Previous reports from Campini’s dives in the cave indicated higher-than-expected gas consumption. Despite this knowledge, Campini and his team failed to adequately prepare a sufficient amount of gas for their dive. Only three cylinders were carried, and only one of them contained breathable gas at the bottom. There were no spare tanks for that depth. The chosen gas mixtures for the bottom were not ideal, with a higher percentage of helium and a lower percentage of oxygen.

After completing the necessary pre-dive checks, Morrow initiated his descent into the cave, being the first to go followed by his partner in this expanded section, Morrow navigates through the rocky terrain with remarkable agility, displaying the familiarity and experience gained from countless previous visits to the cave.”

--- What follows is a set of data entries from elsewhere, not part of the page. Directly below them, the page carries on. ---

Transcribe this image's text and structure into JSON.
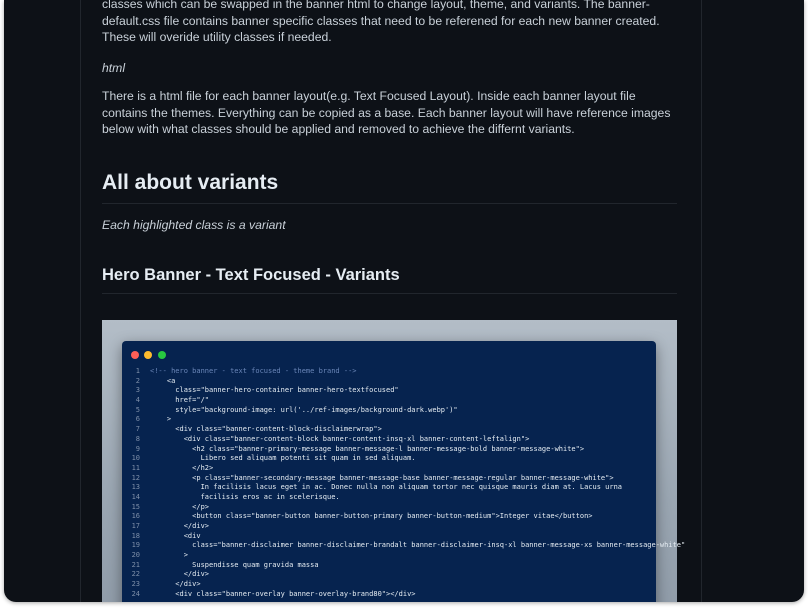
{
  "intro": {
    "paragraph1": "classes which can be swapped in the banner html to change layout, theme, and variants. The banner-default.css file contains banner specific classes that need to be referened for each new banner created. These will overide utility classes if needed.",
    "html_label": "html",
    "paragraph2": "There is a html file for each banner layout(e.g. Text Focused Layout). Inside each banner layout file contains the themes. Everything can be copied as a base. Each banner layout will have reference images below with what classes should be applied and removed to achieve the differnt variants."
  },
  "variants_section": {
    "heading": "All about variants",
    "note": "Each highlighted class is a variant"
  },
  "hero_section": {
    "heading": "Hero Banner - Text Focused - Variants"
  },
  "code_lines": [
    {
      "n": "1",
      "text": "<!-- hero banner - text focused - theme brand -->",
      "type": "comment"
    },
    {
      "n": "2",
      "text": "    <a",
      "type": "code"
    },
    {
      "n": "3",
      "text": "      class=\"banner-hero-container banner-hero-textfocused\"",
      "type": "code"
    },
    {
      "n": "4",
      "text": "      href=\"/\"",
      "type": "code"
    },
    {
      "n": "5",
      "text": "      style=\"background-image: url('../ref-images/background-dark.webp')\"",
      "type": "code"
    },
    {
      "n": "6",
      "text": "    >",
      "type": "code"
    },
    {
      "n": "7",
      "text": "      <div class=\"banner-content-block-disclaimerwrap\">",
      "type": "code"
    },
    {
      "n": "8",
      "text": "        <div class=\"banner-content-block banner-content-insq-xl banner-content-leftalign\">",
      "type": "code"
    },
    {
      "n": "9",
      "text": "          <h2 class=\"banner-primary-message banner-message-l banner-message-bold banner-message-white\">",
      "type": "code"
    },
    {
      "n": "10",
      "text": "            Libero sed aliquam potenti sit quam in sed aliquam.",
      "type": "code"
    },
    {
      "n": "11",
      "text": "          </h2>",
      "type": "code"
    },
    {
      "n": "12",
      "text": "          <p class=\"banner-secondary-message banner-message-base banner-message-regular banner-message-white\">",
      "type": "code"
    },
    {
      "n": "13",
      "text": "            In facilisis lacus eget in ac. Donec nulla non aliquam tortor nec quisque mauris diam at. Lacus urna",
      "type": "code"
    },
    {
      "n": "14",
      "text": "            facilisis eros ac in scelerisque.",
      "type": "code"
    },
    {
      "n": "15",
      "text": "          </p>",
      "type": "code"
    },
    {
      "n": "16",
      "text": "          <button class=\"banner-button banner-button-primary banner-button-medium\">Integer vitae</button>",
      "type": "code"
    },
    {
      "n": "17",
      "text": "        </div>",
      "type": "code"
    },
    {
      "n": "18",
      "text": "        <div",
      "type": "code"
    },
    {
      "n": "19",
      "text": "          class=\"banner-disclaimer banner-disclaimer-brandalt banner-disclaimer-insq-xl banner-message-xs banner-message-white\"",
      "type": "code"
    },
    {
      "n": "20",
      "text": "        >",
      "type": "code"
    },
    {
      "n": "21",
      "text": "          Suspendisse quam gravida massa",
      "type": "code"
    },
    {
      "n": "22",
      "text": "        </div>",
      "type": "code"
    },
    {
      "n": "23",
      "text": "      </div>",
      "type": "code"
    },
    {
      "n": "24",
      "text": "      <div class=\"banner-overlay banner-overlay-brand80\"></div>",
      "type": "code"
    }
  ],
  "colors": {
    "page_background": "#0d1117",
    "editor_background": "#06234f",
    "traffic_red": "#fe5f57",
    "traffic_yellow": "#febc2e",
    "traffic_green": "#28c840"
  }
}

Morrow and his partner reached the first fork near the entrance to El Laminatorio, a section of the cave with two distinct passages. Within this area, the main guideline splits into multiple paths without any arrows to indicate the correct direction.

The El Laminatorio section and the inner part of the cave experience intense turbidity due to the mechanical disturbance caused by the gas bubbles exhaled by divers. This disturbance dislodges particulate matter from the cave ceiling, resulting in a significant decrease in visibility.

After losing sight of his dive buddy due to the extremely limited visibility, Morrow made the decision to go back and search for him. However, he turned around at the fork and mistakenly entered a dead end of the inner branch.

Forced to descend again, Morrow wasted a significant amount of time and gas. Eventually, his search for his partner proved fruitless, and he ran out of his bottom gas before reaching an altitude where nitrox50, a recomposition gas used during ascent, would be breathable.

Upon his partner’s emergence from the cave, he quickly noticed that Morrow was missing and sounded the alarm. A team of divers initiated the search for Morrow, and his body was found trapped at a depth of approximately 89 meters.

Once the body was recovered, it was handed over to the Swiss police for thorough investigation, and his cause of death was confirmed as drowning.


What happened in the Sorgente Bossi Cave Disaster?

A passionate cave diver named Ronko Favaro Campini got trapped in the underwater cave and unfortunately lost his life.

Where is the Sorgente Bossi Cave located?

The Sorgente Bossi Cave is located in Monte Generoso, Italy.

Who was Ronko Favaro Campini?

Ronko Favaro Campini was a highly skilled cave diver and president of the Exploring Academy, known for his expertise in underwater speleology.

Why did the dive in Sorgente Bossi Cave go wrong?

The dive encountered complications due to overly complicated planning, insufficient gas supply, and limited visibility, leading to the tragic outcome.

What is the legacy of Ronko Favaro Campini?

Ronko Favaro Campini’s legacy serves as a reminder of the risks in exploration, inspiring future adventurers to approach the depths with caution, preparedness, and respect for nature’s power.

Patrick Broin
Patrik, a seasoned cave diver, shares his first-hand experiences and expert insights on the treacherous world of cave diving accidents.